I cannot remember the thread, but I'm fairly certain I've seen something regarding this issue here in the past.

You should note though, before you spend time on this, that some decompilers do not need to rip your code directly from file, and instead rip it from memory when it is loaded, which has to occur at some point.

[AutoBert]

Protecting file(s) storing there own encryption key is unsafe and for 'Hello Word' apps a protection isn't needed.

Edited March 31, 2016 by AutoBert

[giangnguyen]

3 hours ago, JohnOne said:

Fair enough.

I cannot remember the thread, but I'm fairly certain I've seen something regarding this issue here in the past.

You should note though, before you spend time on this, that some decompilers do not need to rip your code directly from file, and instead rip it from memory when it is loaded, which has to occur at some point.
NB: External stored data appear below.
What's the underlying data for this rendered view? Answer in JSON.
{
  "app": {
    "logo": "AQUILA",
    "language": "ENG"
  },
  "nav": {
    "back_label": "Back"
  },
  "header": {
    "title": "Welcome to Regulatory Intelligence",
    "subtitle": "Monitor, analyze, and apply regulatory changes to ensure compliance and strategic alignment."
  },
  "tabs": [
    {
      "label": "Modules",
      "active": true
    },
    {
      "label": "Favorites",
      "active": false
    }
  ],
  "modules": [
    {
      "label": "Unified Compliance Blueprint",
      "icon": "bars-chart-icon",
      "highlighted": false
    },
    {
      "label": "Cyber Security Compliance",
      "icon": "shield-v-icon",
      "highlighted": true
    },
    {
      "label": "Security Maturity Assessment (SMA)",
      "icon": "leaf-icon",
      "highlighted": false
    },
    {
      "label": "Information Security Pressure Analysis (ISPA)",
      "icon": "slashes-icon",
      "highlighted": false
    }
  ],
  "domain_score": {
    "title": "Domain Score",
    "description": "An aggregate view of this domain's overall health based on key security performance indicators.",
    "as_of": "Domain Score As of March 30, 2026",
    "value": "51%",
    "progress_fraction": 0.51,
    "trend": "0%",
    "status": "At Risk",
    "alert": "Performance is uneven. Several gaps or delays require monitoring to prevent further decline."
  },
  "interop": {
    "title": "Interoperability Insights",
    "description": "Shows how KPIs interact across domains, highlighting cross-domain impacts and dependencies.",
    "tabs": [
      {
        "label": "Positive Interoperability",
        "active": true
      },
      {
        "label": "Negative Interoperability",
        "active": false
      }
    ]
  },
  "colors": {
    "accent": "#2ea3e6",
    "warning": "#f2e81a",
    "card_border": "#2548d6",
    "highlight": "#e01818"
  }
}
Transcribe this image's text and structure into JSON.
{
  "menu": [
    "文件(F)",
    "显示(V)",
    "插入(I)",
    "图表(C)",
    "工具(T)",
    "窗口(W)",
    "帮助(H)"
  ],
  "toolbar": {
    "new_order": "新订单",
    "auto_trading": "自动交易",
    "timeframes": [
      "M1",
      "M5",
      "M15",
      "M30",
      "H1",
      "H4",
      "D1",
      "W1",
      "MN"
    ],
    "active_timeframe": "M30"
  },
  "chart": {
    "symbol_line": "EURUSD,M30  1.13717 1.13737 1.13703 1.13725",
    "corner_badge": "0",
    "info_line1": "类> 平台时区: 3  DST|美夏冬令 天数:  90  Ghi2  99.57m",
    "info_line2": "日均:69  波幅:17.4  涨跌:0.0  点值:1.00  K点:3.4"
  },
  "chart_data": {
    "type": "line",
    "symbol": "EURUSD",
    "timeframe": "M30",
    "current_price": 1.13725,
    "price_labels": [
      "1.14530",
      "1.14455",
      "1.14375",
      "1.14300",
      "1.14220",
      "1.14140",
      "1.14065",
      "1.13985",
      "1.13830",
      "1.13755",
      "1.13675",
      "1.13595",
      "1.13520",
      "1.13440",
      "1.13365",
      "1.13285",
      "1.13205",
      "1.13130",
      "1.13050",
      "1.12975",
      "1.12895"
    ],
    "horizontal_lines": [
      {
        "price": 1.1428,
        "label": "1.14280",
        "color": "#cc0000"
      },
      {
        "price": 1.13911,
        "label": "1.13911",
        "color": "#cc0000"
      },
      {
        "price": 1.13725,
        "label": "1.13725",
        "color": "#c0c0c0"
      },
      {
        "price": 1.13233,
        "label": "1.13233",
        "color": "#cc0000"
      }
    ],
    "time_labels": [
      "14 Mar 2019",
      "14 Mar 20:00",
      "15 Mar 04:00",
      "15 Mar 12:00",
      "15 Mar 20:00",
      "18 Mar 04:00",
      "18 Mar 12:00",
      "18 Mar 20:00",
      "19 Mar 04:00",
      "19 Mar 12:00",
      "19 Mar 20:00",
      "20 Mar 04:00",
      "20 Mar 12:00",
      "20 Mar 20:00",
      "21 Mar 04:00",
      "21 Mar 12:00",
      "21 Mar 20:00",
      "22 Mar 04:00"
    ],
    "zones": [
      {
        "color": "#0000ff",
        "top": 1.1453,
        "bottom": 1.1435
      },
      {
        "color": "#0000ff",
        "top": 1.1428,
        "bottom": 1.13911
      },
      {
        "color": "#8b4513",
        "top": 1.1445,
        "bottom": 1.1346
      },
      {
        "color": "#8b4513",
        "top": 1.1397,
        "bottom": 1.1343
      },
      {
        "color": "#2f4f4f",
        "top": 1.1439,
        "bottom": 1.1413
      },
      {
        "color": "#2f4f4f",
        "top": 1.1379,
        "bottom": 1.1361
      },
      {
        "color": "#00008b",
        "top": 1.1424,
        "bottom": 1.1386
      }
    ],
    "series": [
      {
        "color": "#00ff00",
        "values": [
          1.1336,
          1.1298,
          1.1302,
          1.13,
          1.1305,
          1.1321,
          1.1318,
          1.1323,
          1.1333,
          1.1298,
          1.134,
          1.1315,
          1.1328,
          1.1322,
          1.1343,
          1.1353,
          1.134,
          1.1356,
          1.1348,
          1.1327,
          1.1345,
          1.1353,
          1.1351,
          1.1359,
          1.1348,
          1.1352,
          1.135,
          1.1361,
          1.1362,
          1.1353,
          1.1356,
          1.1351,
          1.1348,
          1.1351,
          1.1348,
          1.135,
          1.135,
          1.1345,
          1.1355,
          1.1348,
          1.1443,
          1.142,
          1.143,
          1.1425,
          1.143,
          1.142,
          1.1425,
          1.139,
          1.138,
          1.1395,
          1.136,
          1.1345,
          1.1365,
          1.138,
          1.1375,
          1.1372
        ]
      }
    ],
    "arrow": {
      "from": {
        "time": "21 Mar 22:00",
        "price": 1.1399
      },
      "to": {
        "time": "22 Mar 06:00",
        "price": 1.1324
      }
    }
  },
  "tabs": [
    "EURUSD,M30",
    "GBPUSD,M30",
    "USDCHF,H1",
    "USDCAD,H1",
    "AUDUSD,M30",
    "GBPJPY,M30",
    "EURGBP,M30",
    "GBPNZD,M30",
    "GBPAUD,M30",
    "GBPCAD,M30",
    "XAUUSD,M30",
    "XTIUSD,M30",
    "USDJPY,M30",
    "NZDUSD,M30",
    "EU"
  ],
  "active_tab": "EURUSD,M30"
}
Yeah, I know about that. However, you also need to protect the base, and this especially helps since for those decompilers you need to find certain bytes to see what language it was coded in first.

3 hours ago, AutoBert said:

Protecting file(s) storing there own encryption key is unsafe and for 'Hello Word' apps a protection isn't needed.

The encryption key is encrypted with a hard coded key that will change in every version. And this can be a solution for higher grade applications as well.

[Mobius]

@0p Methods such as the utilization of PE overlay data are pretty much dead, anti productivity (security) software has done its work there.

With a bit of searching however you will find some examples that contain code that will help you understand how to parse the PE's section table information to calculate the correct offset in which the executable ends an overlay data begins.

Edited March 31, 2016 by Mobius

[giangnguyen]

13 minutes ago, Mobius said:

@0p Methods such as the utilization of PE overlay data are pretty much dead, anti productivity (security) software has done its work there.

With a bit of searching however you will find some examples that contains code that will help you understand how to parse the PE's section table information to calculate the correct offset in which the executable ends an overlay data begins.

Link me please, I am currently searching around but haven't found it yet.

[Mobius]

I think the depths of this thread contains most of what you need:

 

Of course it doesn't contain exactly what you need, and with a bit of searching and reading you will likely find much better or closer examples.

 

[Danyfirex]

Hi. A better reference about PE. 

 

Saludos

 

 

[Mobius]

7 minutes ago, Danyfirex said:

 

 

Saludos

 

 

Agreed, was kinda hoping the op would find this popular thread themselves if they actually were searching

Pertin

 

[Mobius]

Another nice external reference https://www.strchr.com/creating_self-extracting_executables

[quimao]

let's try a packer tool. here example project :http://www.ntcore.com/files/inject2exe.htm

[giangnguyen]

19 minutes ago, Mobius said:

Agreed, was kinda hoping the op would find this popular thread themselves if they actually were searching

Pertin

 

lol I was, but mostly about EOF data and how to add data without recompiling. I will look on it, but have to go to sleep now.

Bye!

[jchd]

EOF data isn't reliable and mostly useless in practice.